If you stop and run the numbers for total votes cast versus the total Voting Age Population of New Hampshire the story is a little different than the wall-to-wall cable news coverage would have you believe. 9.4% of potential voters of lightly-populated New Hampshire voted for Donald Trump. 14.0% voted for Bernie Sanders. If you take those who voted for somebody other than the front runner on either side and add in those who didn't feel sufficiently engaged to even show up to vote, fully three-quarters of the voters of New Hampshire are still up for grabs.
"If you take those who voted for somebody other than the front runner on either side and add in those who didn't feel sufficiently engaged to even show up to vote, fully three-quarters of the voters of New Hampshire are still up for grabs."

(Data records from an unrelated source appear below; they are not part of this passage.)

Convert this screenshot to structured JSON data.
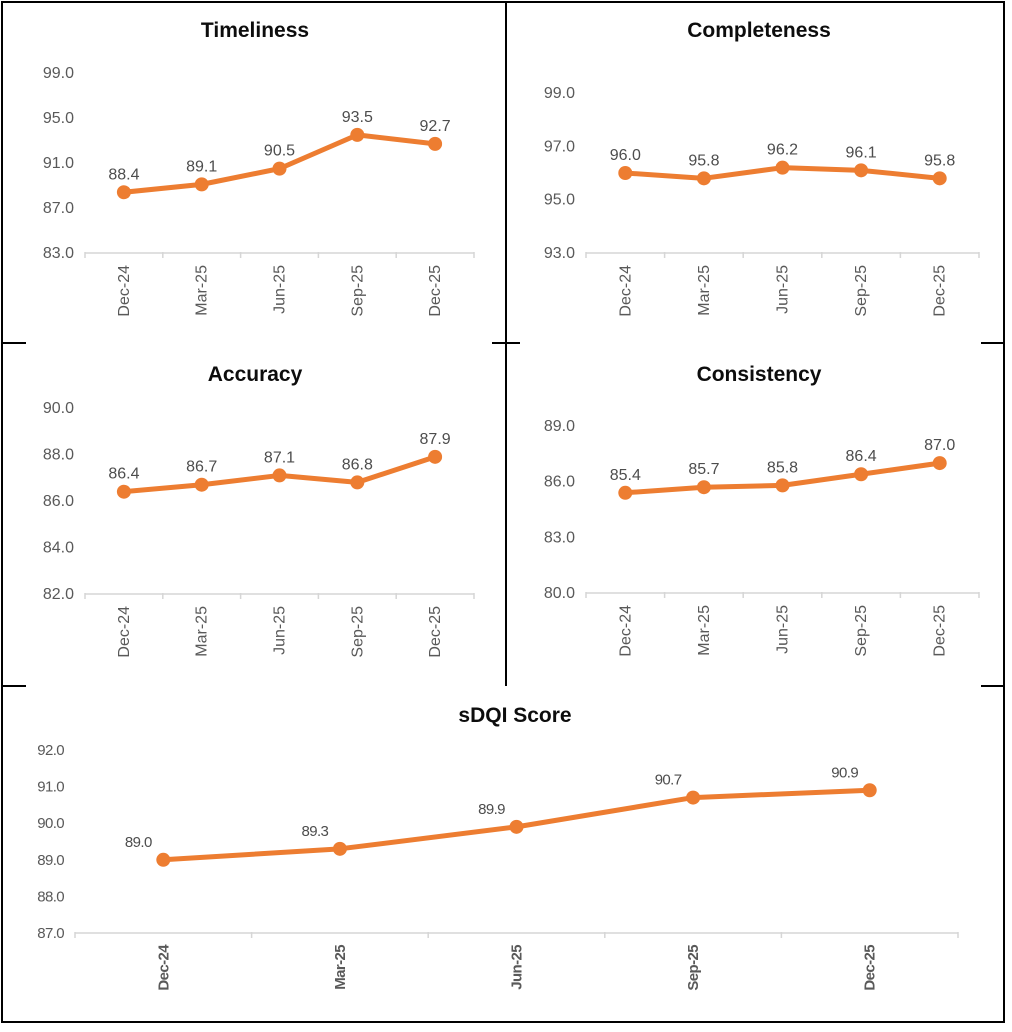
{
  "colors": {
    "series_line": "#ED7D31",
    "marker": "#ED7D31",
    "data_label_text": "#4D4D4D",
    "axis_tick_label_text": "#595959",
    "title_text": "#0D0D0D",
    "axis_line": "#D6D6D6",
    "frame_border": "#000000",
    "background": "#FFFFFF"
  },
  "chart_data": [
    {
      "id": "timeliness",
      "type": "line",
      "title": "Timeliness",
      "categories": [
        "Dec-24",
        "Mar-25",
        "Jun-25",
        "Sep-25",
        "Dec-25"
      ],
      "values": [
        88.4,
        89.1,
        90.5,
        93.5,
        92.7
      ],
      "data_labels": [
        "88.4",
        "89.1",
        "90.5",
        "93.5",
        "92.7"
      ],
      "yticks": [
        99.0,
        95.0,
        91.0,
        87.0,
        83.0
      ],
      "ylim": [
        83.0,
        99.0
      ],
      "xlabel": "",
      "ylabel": "",
      "grid": false,
      "legend": "none"
    },
    {
      "id": "completeness",
      "type": "line",
      "title": "Completeness",
      "categories": [
        "Dec-24",
        "Mar-25",
        "Jun-25",
        "Sep-25",
        "Dec-25"
      ],
      "values": [
        96.0,
        95.8,
        96.2,
        96.1,
        95.8
      ],
      "data_labels": [
        "96.0",
        "95.8",
        "96.2",
        "96.1",
        "95.8"
      ],
      "yticks": [
        99.0,
        97.0,
        95.0,
        93.0
      ],
      "ylim": [
        93.0,
        99.0
      ],
      "xlabel": "",
      "ylabel": "",
      "grid": false,
      "legend": "none"
    },
    {
      "id": "accuracy",
      "type": "line",
      "title": "Accuracy",
      "categories": [
        "Dec-24",
        "Mar-25",
        "Jun-25",
        "Sep-25",
        "Dec-25"
      ],
      "values": [
        86.4,
        86.7,
        87.1,
        86.8,
        87.9
      ],
      "data_labels": [
        "86.4",
        "86.7",
        "87.1",
        "86.8",
        "87.9"
      ],
      "yticks": [
        90.0,
        88.0,
        86.0,
        84.0,
        82.0
      ],
      "ylim": [
        82.0,
        90.0
      ],
      "xlabel": "",
      "ylabel": "",
      "grid": false,
      "legend": "none"
    },
    {
      "id": "consistency",
      "type": "line",
      "title": "Consistency",
      "categories": [
        "Dec-24",
        "Mar-25",
        "Jun-25",
        "Sep-25",
        "Dec-25"
      ],
      "values": [
        85.4,
        85.7,
        85.8,
        86.4,
        87.0
      ],
      "data_labels": [
        "85.4",
        "85.7",
        "85.8",
        "86.4",
        "87.0"
      ],
      "yticks": [
        89.0,
        86.0,
        83.0,
        80.0
      ],
      "ylim": [
        80.0,
        89.0
      ],
      "xlabel": "",
      "ylabel": "",
      "grid": false,
      "legend": "none"
    },
    {
      "id": "sdqi_score",
      "type": "line",
      "title": "sDQI Score",
      "categories": [
        "Dec-24",
        "Mar-25",
        "Jun-25",
        "Sep-25",
        "Dec-25"
      ],
      "values": [
        89.0,
        89.3,
        89.9,
        90.7,
        90.9
      ],
      "data_labels": [
        "89.0",
        "89.3",
        "89.9",
        "90.7",
        "90.9"
      ],
      "yticks": [
        92.0,
        91.0,
        90.0,
        89.0,
        88.0,
        87.0
      ],
      "ylim": [
        87.0,
        92.0
      ],
      "xlabel": "",
      "ylabel": "",
      "grid": false,
      "legend": "none"
    }
  ]
}
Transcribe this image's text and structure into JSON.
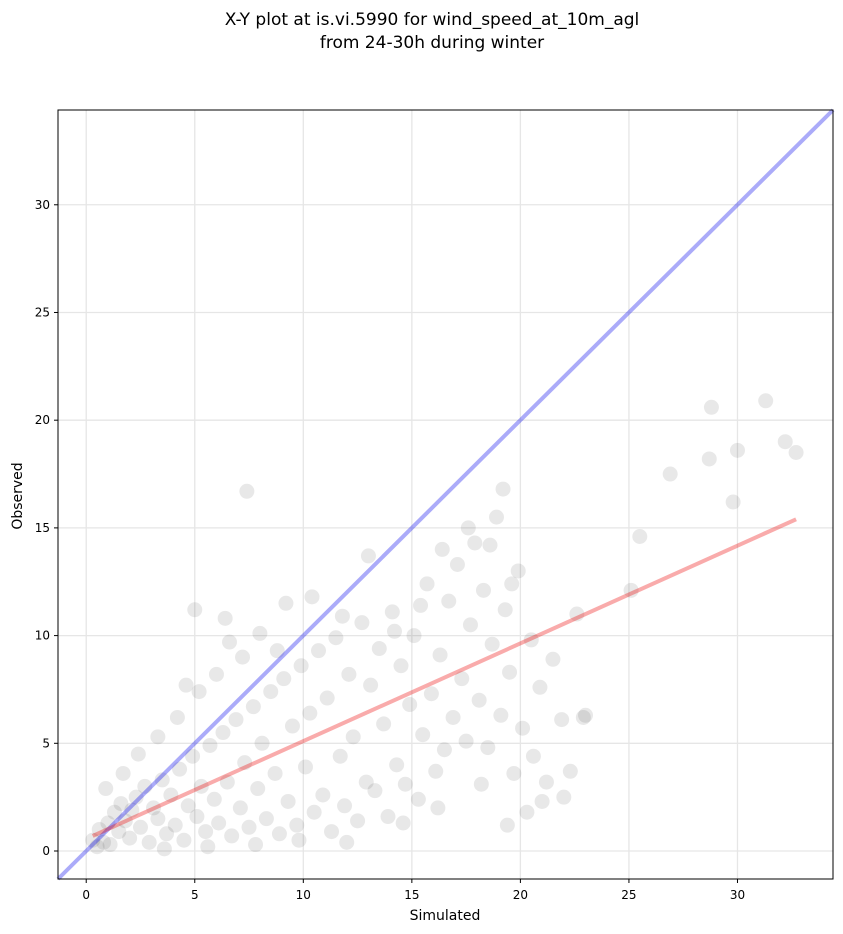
{
  "chart_data": {
    "type": "scatter",
    "title": "X-Y plot at is.vi.5990 for wind_speed_at_10m_agl",
    "subtitle": "from 24-30h during winter",
    "xlabel": "Simulated",
    "ylabel": "Observed",
    "xlim": [
      -1.3,
      34.4
    ],
    "ylim": [
      -1.3,
      34.4
    ],
    "xticks": [
      0,
      5,
      10,
      15,
      20,
      25,
      30
    ],
    "yticks": [
      0,
      5,
      10,
      15,
      20,
      25,
      30
    ],
    "grid": true,
    "point_color": "#000000",
    "point_opacity": 0.09,
    "identity_line": {
      "color": "#0000ee",
      "opacity": 0.33,
      "from": [
        -1.3,
        -1.3
      ],
      "to": [
        34.4,
        34.4
      ]
    },
    "fit_line": {
      "color": "#ee0000",
      "opacity": 0.33,
      "from": [
        0.3,
        0.7
      ],
      "to": [
        32.7,
        15.4
      ]
    },
    "points": [
      [
        0.3,
        0.5
      ],
      [
        0.5,
        0.2
      ],
      [
        0.6,
        1.0
      ],
      [
        0.8,
        0.4
      ],
      [
        1.0,
        1.3
      ],
      [
        1.1,
        0.3
      ],
      [
        1.3,
        1.8
      ],
      [
        1.5,
        0.9
      ],
      [
        1.6,
        2.2
      ],
      [
        1.8,
        1.4
      ],
      [
        2.0,
        0.6
      ],
      [
        2.1,
        1.9
      ],
      [
        2.3,
        2.5
      ],
      [
        2.5,
        1.1
      ],
      [
        2.7,
        3.0
      ],
      [
        2.9,
        0.4
      ],
      [
        3.1,
        2.0
      ],
      [
        3.3,
        1.5
      ],
      [
        3.5,
        3.3
      ],
      [
        3.7,
        0.8
      ],
      [
        3.9,
        2.6
      ],
      [
        4.1,
        1.2
      ],
      [
        4.3,
        3.8
      ],
      [
        4.5,
        0.5
      ],
      [
        4.7,
        2.1
      ],
      [
        4.9,
        4.4
      ],
      [
        5.1,
        1.6
      ],
      [
        5.3,
        3.0
      ],
      [
        5.5,
        0.9
      ],
      [
        5.7,
        4.9
      ],
      [
        5.9,
        2.4
      ],
      [
        6.1,
        1.3
      ],
      [
        6.3,
        5.5
      ],
      [
        6.5,
        3.2
      ],
      [
        6.7,
        0.7
      ],
      [
        6.9,
        6.1
      ],
      [
        7.1,
        2.0
      ],
      [
        7.3,
        4.1
      ],
      [
        7.5,
        1.1
      ],
      [
        7.7,
        6.7
      ],
      [
        7.9,
        2.9
      ],
      [
        8.1,
        5.0
      ],
      [
        8.3,
        1.5
      ],
      [
        8.5,
        7.4
      ],
      [
        8.7,
        3.6
      ],
      [
        8.9,
        0.8
      ],
      [
        9.1,
        8.0
      ],
      [
        9.3,
        2.3
      ],
      [
        9.5,
        5.8
      ],
      [
        9.7,
        1.2
      ],
      [
        9.9,
        8.6
      ],
      [
        10.1,
        3.9
      ],
      [
        10.3,
        6.4
      ],
      [
        10.5,
        1.8
      ],
      [
        10.7,
        9.3
      ],
      [
        10.9,
        2.6
      ],
      [
        11.1,
        7.1
      ],
      [
        11.3,
        0.9
      ],
      [
        11.5,
        9.9
      ],
      [
        11.7,
        4.4
      ],
      [
        11.9,
        2.1
      ],
      [
        12.1,
        8.2
      ],
      [
        12.3,
        5.3
      ],
      [
        12.5,
        1.4
      ],
      [
        12.7,
        10.6
      ],
      [
        12.9,
        3.2
      ],
      [
        13.1,
        7.7
      ],
      [
        13.3,
        2.8
      ],
      [
        13.5,
        9.4
      ],
      [
        13.7,
        5.9
      ],
      [
        13.9,
        1.6
      ],
      [
        14.1,
        11.1
      ],
      [
        14.3,
        4.0
      ],
      [
        14.5,
        8.6
      ],
      [
        14.7,
        3.1
      ],
      [
        14.9,
        6.8
      ],
      [
        15.1,
        10.0
      ],
      [
        15.3,
        2.4
      ],
      [
        15.5,
        5.4
      ],
      [
        15.7,
        12.4
      ],
      [
        15.9,
        7.3
      ],
      [
        16.1,
        3.7
      ],
      [
        16.3,
        9.1
      ],
      [
        16.5,
        4.7
      ],
      [
        16.7,
        11.6
      ],
      [
        16.9,
        6.2
      ],
      [
        17.1,
        13.3
      ],
      [
        17.3,
        8.0
      ],
      [
        17.5,
        5.1
      ],
      [
        17.7,
        10.5
      ],
      [
        17.9,
        14.3
      ],
      [
        18.1,
        7.0
      ],
      [
        18.3,
        12.1
      ],
      [
        18.5,
        4.8
      ],
      [
        18.7,
        9.6
      ],
      [
        18.9,
        15.5
      ],
      [
        19.1,
        6.3
      ],
      [
        19.3,
        11.2
      ],
      [
        19.5,
        8.3
      ],
      [
        19.7,
        3.6
      ],
      [
        19.9,
        13.0
      ],
      [
        20.1,
        5.7
      ],
      [
        20.3,
        1.8
      ],
      [
        20.5,
        9.8
      ],
      [
        20.9,
        7.6
      ],
      [
        21.2,
        3.2
      ],
      [
        21.5,
        8.9
      ],
      [
        21.9,
        6.1
      ],
      [
        22.3,
        3.7
      ],
      [
        22.6,
        11.0
      ],
      [
        22.9,
        6.2
      ],
      [
        25.1,
        12.1
      ],
      [
        25.5,
        14.6
      ],
      [
        26.9,
        17.5
      ],
      [
        28.7,
        18.2
      ],
      [
        28.8,
        20.6
      ],
      [
        29.8,
        16.2
      ],
      [
        30.0,
        18.6
      ],
      [
        31.3,
        20.9
      ],
      [
        32.2,
        19.0
      ],
      [
        32.7,
        18.5
      ],
      [
        7.4,
        16.7
      ],
      [
        5.0,
        11.2
      ],
      [
        6.4,
        10.8
      ],
      [
        9.2,
        11.5
      ],
      [
        0.9,
        2.9
      ],
      [
        1.7,
        3.6
      ],
      [
        2.4,
        4.5
      ],
      [
        3.3,
        5.3
      ],
      [
        4.2,
        6.2
      ],
      [
        5.2,
        7.4
      ],
      [
        6.0,
        8.2
      ],
      [
        7.2,
        9.0
      ],
      [
        8.0,
        10.1
      ],
      [
        8.8,
        9.3
      ],
      [
        3.6,
        0.1
      ],
      [
        5.6,
        0.2
      ],
      [
        7.8,
        0.3
      ],
      [
        9.8,
        0.5
      ],
      [
        12.0,
        0.4
      ],
      [
        14.6,
        1.3
      ],
      [
        16.2,
        2.0
      ],
      [
        18.2,
        3.1
      ],
      [
        19.4,
        1.2
      ],
      [
        22.0,
        2.5
      ],
      [
        20.6,
        4.4
      ],
      [
        21.0,
        2.3
      ],
      [
        23.0,
        6.3
      ],
      [
        4.6,
        7.7
      ],
      [
        6.6,
        9.7
      ],
      [
        10.4,
        11.8
      ],
      [
        11.8,
        10.9
      ],
      [
        13.0,
        13.7
      ],
      [
        14.2,
        10.2
      ],
      [
        15.4,
        11.4
      ],
      [
        16.4,
        14.0
      ],
      [
        17.6,
        15.0
      ],
      [
        18.6,
        14.2
      ],
      [
        19.2,
        16.8
      ],
      [
        19.6,
        12.4
      ]
    ]
  }
}
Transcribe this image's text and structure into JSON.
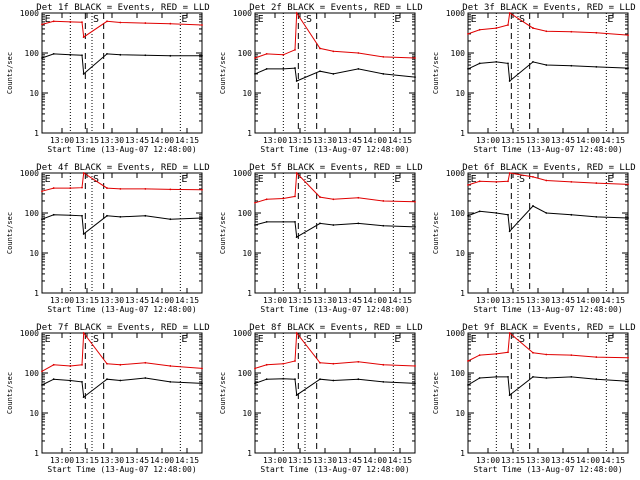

That's the real headline: if somehow the power of the broad expanse of middle-of-the-road, more moderate voters could be harnessed, there is enough electoral horsepower to punt every declared candidate out of the race. But therein lies the challenge: the center, almost by definition, lacks a central organizing idea to coalesce their collective power into a significant force in the upcoming General Election.
Pew Research has confirmed that political activism is higher at idealogical extremes. What is needed in today’s fractious political landscape is someone — or something — that can bring activism and engagement to that middle group of voters either pushed out or who have opted out of the process.
It also lends credence to the idea that there is room for a third, independent, centrist candidate who can bring order to the disorderly, unconstructed middle ground. What makes us believe otherwise is the hysterical coverage necessitated by a 24 hour news cycle and the battle for ratings in the news-as-entertainment self-reflecting bubble. A reasonably effective candidate enabled with modern information tools could easily redefine the US political landscape in one fell swoop.